9. The semiconductor device according to claim 8, further comprising

a silicon oxide film disposed between the silicon nitride film and the substrate in the stacking direction,

wherein the silicon oxide film extends along the surface of the substrate at a position adjacent to the spacer film in a substrate plane direction.

10. The semiconductor device according to claim 6, wherein

the first conductive portion is a contact plug,

the second conductive portion is a gate electrode.

11. The semiconductor device according to claim 10, further comprising

a spacer film disposed between the titanium film and the gate electrode in the stacking direction.

12. The semiconductor device according to claim 11, wherein

the silicon nitride film covers an upper surface of the gate electrode at a position adjacent to the spacer film in a substrate plane direction, and

an upper surface of the spacer film is higher than the upper surface of the gate electrode in height from the substrate and is lower than an upper surface of the silicon nitride film in height from the substrate.

13. The semiconductor device according to claim 6, wherein

the first conductive portion is an upper contact plug,

the titanium film has a substantially plate shape corresponding to a bottom surface of the upper contact plug, and

the second conductive portion is a lower contact plug.

14. The semiconductor device according to claim 13, wherein

the titanium film is in contact with the bottom surface of the upper contact plug and is in contact with an upper surface of the lower contact plug.
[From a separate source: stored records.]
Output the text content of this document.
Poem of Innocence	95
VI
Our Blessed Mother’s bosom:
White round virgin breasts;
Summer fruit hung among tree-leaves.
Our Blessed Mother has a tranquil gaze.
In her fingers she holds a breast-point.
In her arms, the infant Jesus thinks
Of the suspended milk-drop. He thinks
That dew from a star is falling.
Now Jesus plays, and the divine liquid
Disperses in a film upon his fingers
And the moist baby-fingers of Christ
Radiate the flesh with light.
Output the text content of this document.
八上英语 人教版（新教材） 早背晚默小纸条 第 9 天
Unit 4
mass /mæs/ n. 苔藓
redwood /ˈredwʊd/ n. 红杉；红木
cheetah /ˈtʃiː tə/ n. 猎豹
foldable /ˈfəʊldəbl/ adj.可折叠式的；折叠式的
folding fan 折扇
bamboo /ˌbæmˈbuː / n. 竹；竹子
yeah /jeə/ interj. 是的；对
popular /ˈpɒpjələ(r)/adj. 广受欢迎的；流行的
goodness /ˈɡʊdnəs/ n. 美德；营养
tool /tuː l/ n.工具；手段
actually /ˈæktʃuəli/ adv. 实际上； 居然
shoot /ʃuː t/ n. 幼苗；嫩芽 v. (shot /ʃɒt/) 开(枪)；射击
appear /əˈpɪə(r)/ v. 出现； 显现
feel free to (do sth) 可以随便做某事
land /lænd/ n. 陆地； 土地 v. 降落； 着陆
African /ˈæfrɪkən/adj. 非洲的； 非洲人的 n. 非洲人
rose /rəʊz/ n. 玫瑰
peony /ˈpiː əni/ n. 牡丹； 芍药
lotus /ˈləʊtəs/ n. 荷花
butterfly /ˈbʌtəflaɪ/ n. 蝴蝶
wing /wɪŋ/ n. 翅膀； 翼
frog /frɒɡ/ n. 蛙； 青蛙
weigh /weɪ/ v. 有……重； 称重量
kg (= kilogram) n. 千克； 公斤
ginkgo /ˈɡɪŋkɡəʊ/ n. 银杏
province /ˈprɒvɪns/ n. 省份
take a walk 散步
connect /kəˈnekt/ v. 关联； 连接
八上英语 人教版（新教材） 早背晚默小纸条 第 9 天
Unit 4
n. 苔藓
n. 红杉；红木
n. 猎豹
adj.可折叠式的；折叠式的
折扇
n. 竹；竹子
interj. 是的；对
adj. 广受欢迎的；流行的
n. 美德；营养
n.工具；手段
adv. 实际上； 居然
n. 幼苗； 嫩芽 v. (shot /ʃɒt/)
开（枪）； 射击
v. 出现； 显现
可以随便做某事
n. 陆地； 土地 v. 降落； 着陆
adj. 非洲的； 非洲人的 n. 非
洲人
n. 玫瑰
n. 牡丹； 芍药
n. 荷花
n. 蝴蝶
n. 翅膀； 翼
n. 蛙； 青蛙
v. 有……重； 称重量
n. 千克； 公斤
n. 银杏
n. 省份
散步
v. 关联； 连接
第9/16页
15. The semiconductor device according to claim 1, wherein

the titanium film includes:

a first film disposed between a first contact plug and a first semiconductor region containing impurities in the stacking direction; and

a second film disposed between a second contact plug and a gate electrode in the stacking direction, and

wherein the silicon nitride film includes:

a first portion extending along the surface of the substrate and connected to a side surface of the first film;

a second portion extending along an upper surface of the gate electrode and connected to a side surface of the second film; and

a third portion extending in the stacking direction and connecting the first portion and the second portion.

16. The semiconductor device according to claim 15, wherein

the titanium film further includes

a third film disposed between a third contact plug and a second semiconductor region containing impurities in the stacking direction, and

the silicon nitride film further includes:

a fourth portion extending along the surface of the substrate and connected to a side surface of the third film; and

a fifth portion extending in the stacking direction and connecting the second portion and the fourth portion.

17. The semiconductor device according to claim 15, further comprising:

a first spacer film disposed between the first film and the first semiconductor region in the stacking direction; and

a second spacer film disposed between the second film and the gate electrode in the stacking direction.

18. The semiconductor device according to claim 1, wherein

the titanium film includes:

a first film disposed between a first upper contact plug and a first lower contact plug in the stacking direction; and

a second film disposed between a second upper contact plug and a second lower contact plug in the stacking direction, and

the silicon nitride film includes:

a second portion extending along the surface of the substrate and connected to a side surface of the second film; and

a third portion extending along the surface of the substrate and connecting the first portion and the second portion.

19. The semiconductor device according to claim 18, wherein

the titanium film further includes

a third film disposed between a third upper contact plug and a third lower contact plug in the stacking direction, and

the silicon nitride film further includes:

a fifth portion extending along the surface of the substrate and connecting the second portion and the fourth portion.

20. The semiconductor device according to claim 18, wherein

the first film is in contact with a bottom surface of the first upper contact plug and is in contact with an upper surface of the first lower contact plug, and

the second film is in contact with a bottom surface of the second upper contact plug and is in contact with an upper surface of the second lower contact plug.